I have had the most success with using students' work as models, so we started looking at past comments on Wonderopolis and discussing which comments were strong and most important WHY?
From that point, we started a class chart about what makes a STRONG comment. This chart really helped the students begin to focus their comments as well as evaluate their friend's comment. I was very excited to see that they are connecting the WONDER to our word study as well as our word wall. Many students commented that the links from the WONDER created questions for them, so they thought they could post those questions back to the website. The student who suggested taking the new knowledge and transferring it to another area was very excited about learning about idioms and then using them in her writing. How cool is that!!!

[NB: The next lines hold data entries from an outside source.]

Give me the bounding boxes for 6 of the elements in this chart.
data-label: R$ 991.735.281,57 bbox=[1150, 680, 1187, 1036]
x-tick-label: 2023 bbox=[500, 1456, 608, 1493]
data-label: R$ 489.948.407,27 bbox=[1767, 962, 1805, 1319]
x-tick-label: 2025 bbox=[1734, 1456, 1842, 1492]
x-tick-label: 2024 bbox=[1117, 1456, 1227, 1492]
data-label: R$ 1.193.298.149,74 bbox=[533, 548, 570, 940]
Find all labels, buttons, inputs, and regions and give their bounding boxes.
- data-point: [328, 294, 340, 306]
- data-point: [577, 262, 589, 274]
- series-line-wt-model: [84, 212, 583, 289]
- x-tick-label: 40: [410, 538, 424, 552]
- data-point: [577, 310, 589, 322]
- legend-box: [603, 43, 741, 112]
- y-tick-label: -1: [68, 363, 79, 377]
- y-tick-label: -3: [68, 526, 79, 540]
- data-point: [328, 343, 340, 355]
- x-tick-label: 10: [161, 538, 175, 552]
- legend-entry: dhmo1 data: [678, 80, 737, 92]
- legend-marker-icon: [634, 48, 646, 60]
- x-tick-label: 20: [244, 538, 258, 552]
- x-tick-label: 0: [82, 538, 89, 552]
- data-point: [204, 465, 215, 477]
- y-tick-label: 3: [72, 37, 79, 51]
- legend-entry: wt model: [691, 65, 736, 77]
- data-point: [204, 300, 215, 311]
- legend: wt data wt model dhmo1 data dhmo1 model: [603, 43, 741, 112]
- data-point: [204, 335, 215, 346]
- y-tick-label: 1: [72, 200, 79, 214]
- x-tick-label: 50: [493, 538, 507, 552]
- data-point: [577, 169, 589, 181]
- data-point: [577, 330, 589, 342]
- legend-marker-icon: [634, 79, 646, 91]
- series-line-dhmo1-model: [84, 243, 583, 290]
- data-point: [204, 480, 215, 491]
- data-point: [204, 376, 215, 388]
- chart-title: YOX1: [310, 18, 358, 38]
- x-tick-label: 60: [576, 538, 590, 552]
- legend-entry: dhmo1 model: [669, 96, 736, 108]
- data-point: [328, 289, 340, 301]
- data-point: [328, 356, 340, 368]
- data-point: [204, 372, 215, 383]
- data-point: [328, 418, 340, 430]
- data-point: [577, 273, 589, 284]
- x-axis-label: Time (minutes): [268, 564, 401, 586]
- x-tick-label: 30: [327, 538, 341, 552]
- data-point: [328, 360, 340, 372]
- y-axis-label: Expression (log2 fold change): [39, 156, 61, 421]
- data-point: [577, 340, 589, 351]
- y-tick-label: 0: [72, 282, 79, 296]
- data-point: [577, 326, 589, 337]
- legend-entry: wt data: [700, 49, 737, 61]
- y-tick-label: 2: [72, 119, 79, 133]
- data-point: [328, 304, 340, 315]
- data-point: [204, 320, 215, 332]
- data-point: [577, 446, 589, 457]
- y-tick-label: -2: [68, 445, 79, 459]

Finally after creating our new chart this week, I typed it up and gave it to everyone to refer back to as their own personal anchor chart at home. Tonight's HW was to go home, choose any WONDER and leave a thoughtful comment. I can't wait to read their comments and see how they applied the new anchor chart.
As we dive into this new and exciting medium of teaching it can be difficult to remember what we know best about teaching, scaffolding and explicit teaching. Digital teaching is no exception to good teaching. We must remember to support our students along the way. We can't assume they know how to use these new tools well. I am taking it much slower with VoiceThread this year too, for the same reasons.